Chen Zhonghua with Ronnie Yee in 2004 陈中华和余永安I believe this explains why sometimes people seem to “bounce out” when pushing with more advanced practitioners. When someone is properly connected due to correct stretching and spiraling, the energy of the opponent’s push is evenly distributed throughout the multitude of connected tendons running throughout the body. These are supported by the solid skeletal structure and rooted to the ground by the feet. This greatly diffuses the power of the blow and collects its energy so that it can be sprung back out at a much higher velocity. This is why practitioners often don’t feel like they did anything to make the opponent “bounce out” and why the people who are bounced out rarely realize what happened or where the energy came from. Basically, the more power a person uses to push into a connected person, the more devastating the result will be.

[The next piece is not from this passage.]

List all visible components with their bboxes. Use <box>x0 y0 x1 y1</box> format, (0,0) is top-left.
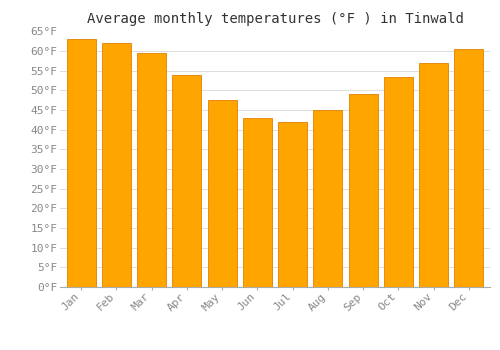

But like a trampoline, if the integrity of the external structure is wobbly, not properly aligned, and most of its springs (tendons) are not connected, the bounce will be accordingly weak. When a practitioner is able to stay connected during the form, it is essential that the focus be turned back outward to perfect the positioning of every body part. After all, the more aligned the outer structure of a trampoline is and the more connected springs a trampoline has, the tighter it becomes. The tighter it becomes, the higher it can bounce you.

Indonesia – Chen Style Taijiquan Practical Method

{ 1 comment… read it below or add one }

Rick Bottomley October 20, 2013 at 3:25 pm

I liked your explanation of how the body can cause another to be bounced back. Your explaination is based on sound principles as each skeletal muscle is connected to the bones via tendons. If the muscles that would resist a push can remain locked in position our tendons would be forced to be stretched. Considering that there are several muscles that holds our joints in position, each has a tendon on each end coupled with the various joints between the contact point and the ground we would expect to be be quite elastic. The hard part is not to actively resist by pushing back with or trying to absorb the force with our muscles but allow the joints to absorb it into our tendons and return it back.

It isn’t just our tendons being stretched, the opponents tendons are being stretched as well. A lot of times I hear people talking about finding the opponents line. I am starting to believe that the line they are talking about is the one in which we we can align our stretched tendons with theirs.